Orang-orang Yahudi yang telah lebih dulu ada di Yerusalem untuk menahirkan diri bertanya-tanya apakah Yesus akan datang ke Yerusalem atau tidak. Ancaman pembunuhan dari para pemimpin agama membuat Yesus belum juga muncul di muka umum lagi. Apakah Dia akan terus bersembunyi? Jika Dia memang Sang Mesias, seharusnya Dia tidak perlu takut ancaman para petinggi agama. Bukankah Allah akan menjaga Dia? Akankah Dia bersembunyi terus? Tetapi ternyata Yesus Kristus tidak bersembunyi. Dia menanti waktu yang tepat untuk kembali muncul di depan umum di Yerusalem. Kemunculan yang akan membuat orang-orang Yahudi mencari Dia, menangkap Dia, dan membunuh Dia. Namun sebelum waktu itu tiba, Dia terlebih dahulu harus diurapi dengan minyak oleh Maria. Ini perbandingan yang luar biasa. Orang-orang Yahudi di Yerusalem datang lebih awal untuk membasuh diri, sedangkan Yesus di Betania untuk diurapi dengan minyak. Meskipun kedua tindakan ini menandakan bahwa orang yang menjalankannya berbagian sebagai umat Tuhan, namun keduanya memiliki kemuliaan yang jauh berbeda. Orang-orang Yahudi di Yerusalem melakukan pembasuhan sebagai penyucian, dari keadaan cemar menjadi suci. Tuhan Yesus diurapi sebagai tanda pekerjaan-Nya sebagai Mesias akan segera dilakukan. Yesus tidak perlu pembasuhan untuk membersihkan dosa. Dia tidak berdosa, bahkan Dialah yang akan membasuh dosa umat-Nya. Tetapi pengurapan yang Dia terima merupakan suatu tanda bahwa Dia menjadi bagian dari umat yang akan ditebus-Nya. Pengurapan yang membuat Yesus menjadi sama dengan umat Tuhan di dalam pembuangan dan akan segera menuju pembuangan puncak, yaitu salib dan kematian.

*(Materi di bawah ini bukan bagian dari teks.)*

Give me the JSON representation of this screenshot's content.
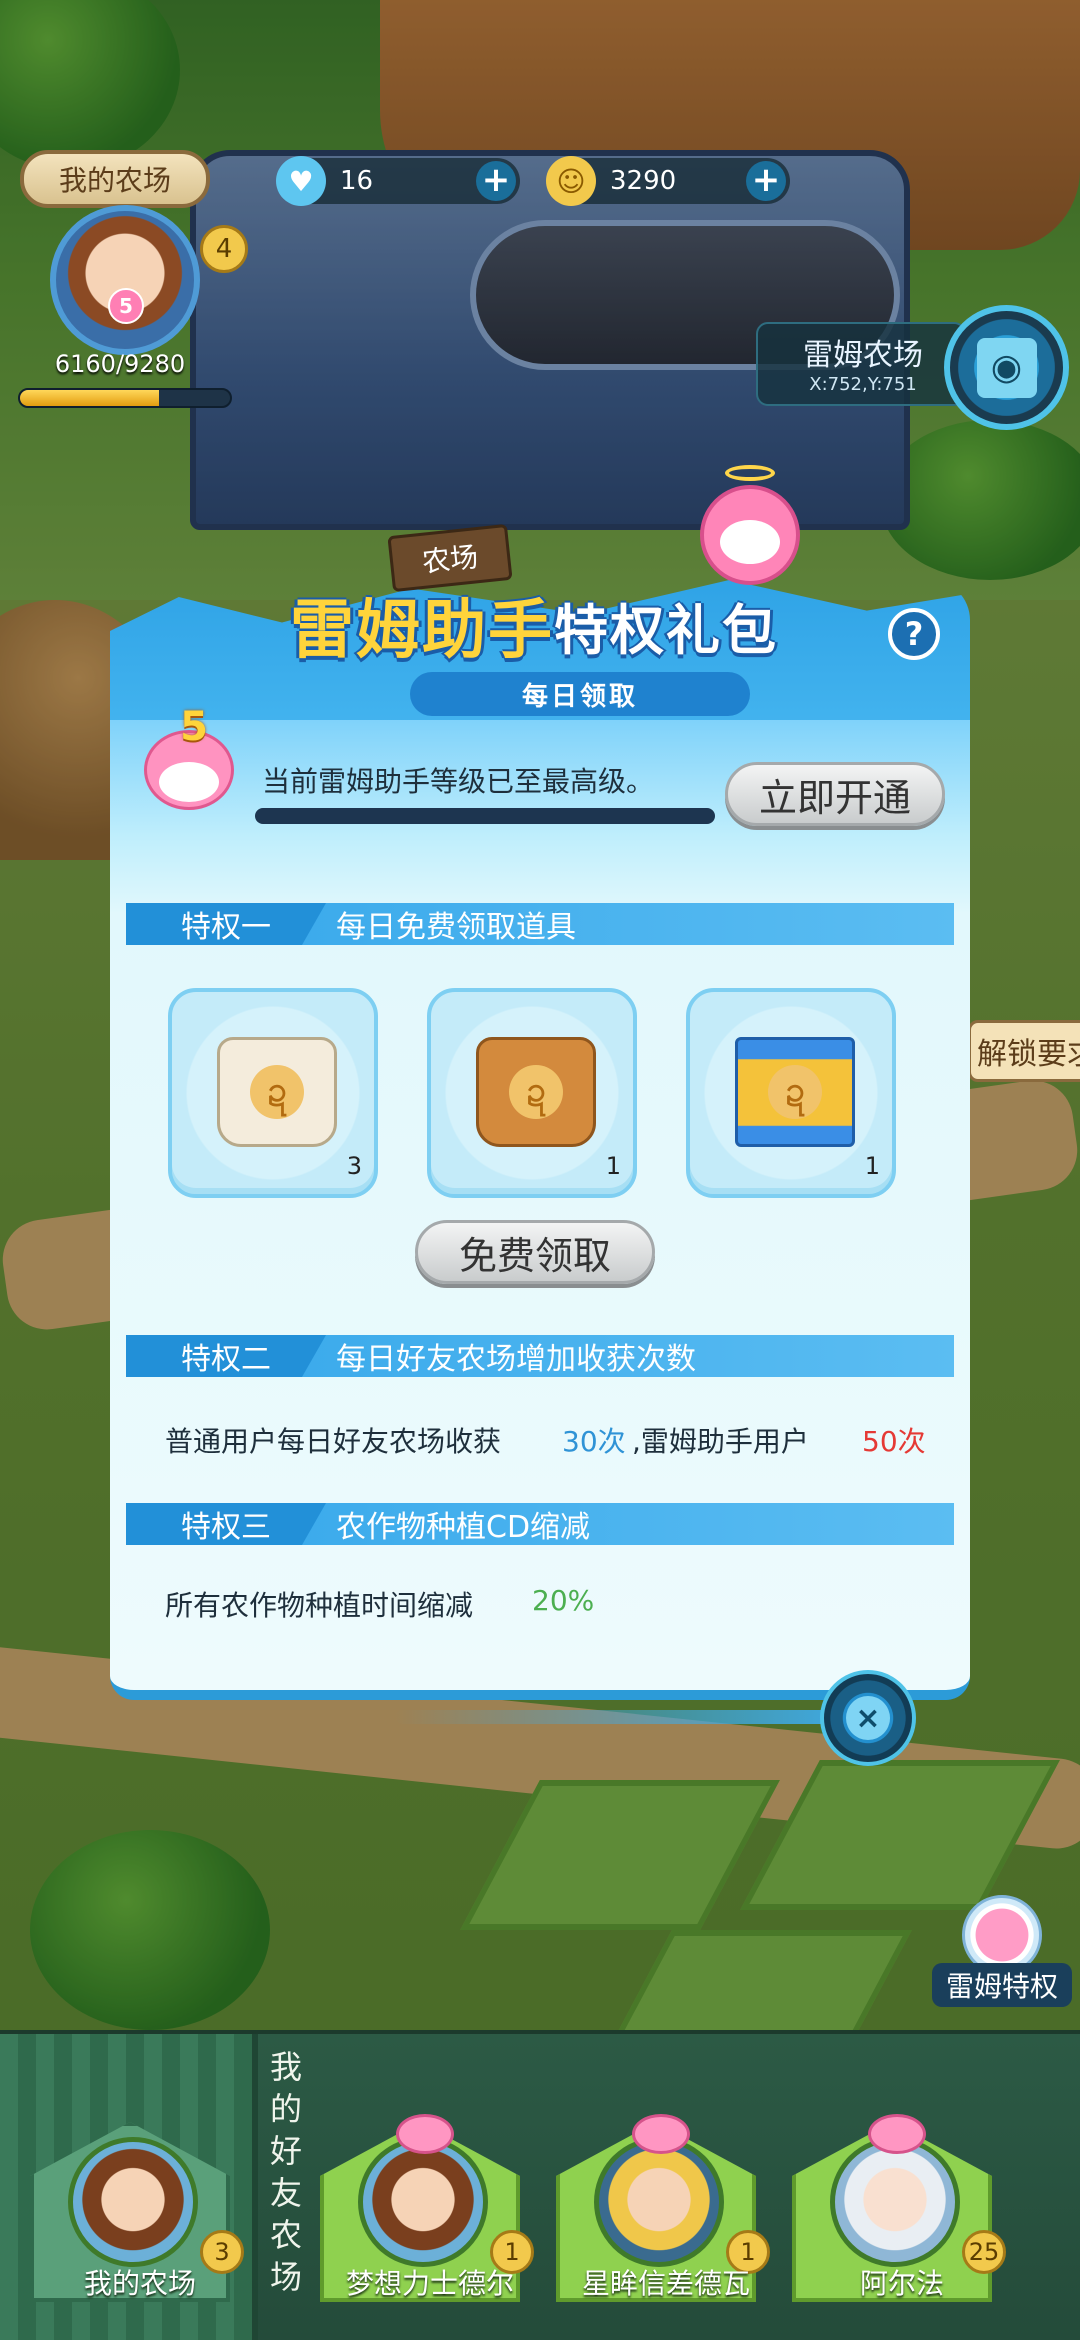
{
  "hud": {
    "farm_label": "我的农场",
    "level": "4",
    "pet_level": "5",
    "exp_text": "6160/9280",
    "exp_fraction": 0.664,
    "gems": "16",
    "coins": "3290",
    "plus": "+"
  },
  "location": {
    "name": "雷姆农场",
    "coords": "X:752,Y:751"
  },
  "unlock_tag": "解锁要求",
  "popup": {
    "sign": "农场",
    "title_part1": "雷姆助手",
    "title_part2": "特权礼包",
    "help": "?",
    "subtitle": "每日领取",
    "pet_level": "5",
    "level_text": "当前雷姆助手等级已至最高级。",
    "open_button": "立即开通",
    "privileges": [
      {
        "num": "特权一",
        "name": "每日免费领取道具"
      },
      {
        "num": "特权二",
        "name": "每日好友农场增加收获次数"
      },
      {
        "num": "特权三",
        "name": "农作物种植CD缩减"
      }
    ],
    "items": [
      {
        "count": "3",
        "glyph": "ဍ"
      },
      {
        "count": "1",
        "glyph": "ဍ"
      },
      {
        "count": "1",
        "glyph": "ဍ"
      }
    ],
    "claim_button": "免费领取",
    "priv2_text1": "普通用户每日好友农场收获",
    "priv2_val1": "30次",
    "priv2_text2": ",雷姆助手用户",
    "priv2_val2": "50次",
    "priv3_text": "所有农作物种植时间缩减",
    "priv3_val": "20%",
    "close": "×"
  },
  "side_privilege": {
    "label": "雷姆特权"
  },
  "bottom": {
    "my_farm": {
      "name": "我的农场",
      "level": "3"
    },
    "friends_label": "我的好友农场",
    "friends": [
      {
        "name": "梦想力士德尔",
        "level": "1"
      },
      {
        "name": "星眸信差德瓦",
        "level": "1"
      },
      {
        "name": "阿尔法",
        "level": "25"
      }
    ]
  }
}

Tuhan menyatakan tiga keagungan yang sangat besar untuk pengurapan Yesus masuk ke dalam tugas-Nya mengambil posisi umat-Nya di dalam pembuangan. Yang pertama adalah Tuhan memakai pengurapan bukan hanya untuk menyatakan kemuliaan raja yang baru diangkat, tetapi juga untuk menyatakan saat penggenapan tugas Sang Raja yang datang menebus umat-Nya dan persiapan untuk kematian-Nya. Ini bukan urapan yang diterima Salomo, sang anak Daud. Ini melampaui urapan Salomo. Ini adalah urapan yang menyatakan suatu pekerjaan yang genap Tuhan kerjakan melalui Sang Anak Daud untuk membebaskan umat-Nya dengan pengorbanan Sang Anak. Urapan yang menyatakan kasih, kuasa pengampunan, dan kemenangan belas kasihan. Tidak ada hal yang melampaui kemuliaan ini.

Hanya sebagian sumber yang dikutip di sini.